Palma.—Spain is not impressed by the way it is being spoken to by the German Chancellor Angela Merkel .
This week, Merkel, under fire at home for handing billions of euros to Greece, Ireland and Portugal while raising retirement ages for Germans, said that holiday and pension rules in Europe need to be unified. “(People) in countries like Greece, Spain and Portugal should not retire earlier than in Germany. “We should all make the same efforts, this is important,” she told a party event in Meschede, western Germany. “We cannot have a currency (the euro) with one person getting lots of holiday and another person very little. Long term this can't work,” she said.
More holidays
Her comments raised hackles across southern Europe, with many media producing figures showing Germans and other north Europeans actually enjoyed more holidays.

Spaniards also took offence, saying Merkel chose to ignore their sacrifices in the face of severe austerity measures and high unemployment to get out of an economic crisis. “According to the latest OECD figures for April, the Germans work a total of 7 hours and 25 minutes a day and the French one minute longer, while the Spaniards work almost eight hours a day,” said state RTVE television.

Labour union officials and media in several countries produced figures from statistics agencies showing Germans actually take more holiday than most Europeans and retire on average about the same time as others.

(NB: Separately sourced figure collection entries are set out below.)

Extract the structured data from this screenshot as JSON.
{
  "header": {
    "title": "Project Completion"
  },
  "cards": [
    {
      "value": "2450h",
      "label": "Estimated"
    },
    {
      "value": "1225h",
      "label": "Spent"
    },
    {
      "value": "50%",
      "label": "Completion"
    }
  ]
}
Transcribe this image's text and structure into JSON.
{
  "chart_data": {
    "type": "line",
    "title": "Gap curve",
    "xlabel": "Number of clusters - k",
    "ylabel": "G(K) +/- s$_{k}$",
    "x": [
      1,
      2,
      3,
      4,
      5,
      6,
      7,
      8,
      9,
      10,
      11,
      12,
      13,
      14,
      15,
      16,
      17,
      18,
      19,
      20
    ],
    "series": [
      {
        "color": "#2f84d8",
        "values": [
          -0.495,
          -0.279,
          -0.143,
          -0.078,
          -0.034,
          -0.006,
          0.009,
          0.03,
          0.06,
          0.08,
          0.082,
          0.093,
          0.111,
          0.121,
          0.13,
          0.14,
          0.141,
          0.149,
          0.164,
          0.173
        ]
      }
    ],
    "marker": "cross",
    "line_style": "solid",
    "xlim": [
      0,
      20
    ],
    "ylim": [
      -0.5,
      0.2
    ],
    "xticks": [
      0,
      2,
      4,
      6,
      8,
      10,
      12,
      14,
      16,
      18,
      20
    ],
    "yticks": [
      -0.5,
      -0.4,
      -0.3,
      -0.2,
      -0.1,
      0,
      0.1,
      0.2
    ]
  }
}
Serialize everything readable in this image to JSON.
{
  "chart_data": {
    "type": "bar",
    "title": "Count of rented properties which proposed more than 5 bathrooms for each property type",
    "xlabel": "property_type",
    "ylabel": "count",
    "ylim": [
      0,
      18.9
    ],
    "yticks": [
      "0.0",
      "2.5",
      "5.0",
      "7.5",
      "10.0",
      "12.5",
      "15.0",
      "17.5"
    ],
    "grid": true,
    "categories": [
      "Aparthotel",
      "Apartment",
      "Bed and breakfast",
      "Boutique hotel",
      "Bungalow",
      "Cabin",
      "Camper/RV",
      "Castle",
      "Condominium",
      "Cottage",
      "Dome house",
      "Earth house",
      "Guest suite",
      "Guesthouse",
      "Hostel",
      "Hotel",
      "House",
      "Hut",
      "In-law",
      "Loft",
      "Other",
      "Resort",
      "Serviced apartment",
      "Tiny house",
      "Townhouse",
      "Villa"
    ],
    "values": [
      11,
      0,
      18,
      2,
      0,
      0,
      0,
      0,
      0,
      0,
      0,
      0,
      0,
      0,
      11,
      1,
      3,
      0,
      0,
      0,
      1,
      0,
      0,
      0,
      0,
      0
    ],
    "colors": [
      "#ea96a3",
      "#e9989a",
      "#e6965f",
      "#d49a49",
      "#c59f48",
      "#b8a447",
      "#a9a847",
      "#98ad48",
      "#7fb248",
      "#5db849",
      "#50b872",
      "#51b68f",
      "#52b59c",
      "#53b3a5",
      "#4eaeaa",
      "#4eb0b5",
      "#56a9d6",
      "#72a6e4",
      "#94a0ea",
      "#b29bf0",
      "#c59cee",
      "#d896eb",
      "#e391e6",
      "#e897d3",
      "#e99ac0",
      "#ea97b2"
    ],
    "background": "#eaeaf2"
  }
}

Germans take on average 30 days of holidays a year, compared to 22-25 in Portugal, 23 in Greece and 22 in Spain.
There are 10-12 national holidays in Italy, Greece, Spain and Portugal while Germans enjoy just 9 and Slovakia has 15.
Perhaps Merkel was not aware of the debate to scrap siestas in Spain so the country's businesses are working more European hours, and the unpopular extension of the pension age. German tourists would be best to keep their opinions to themselves.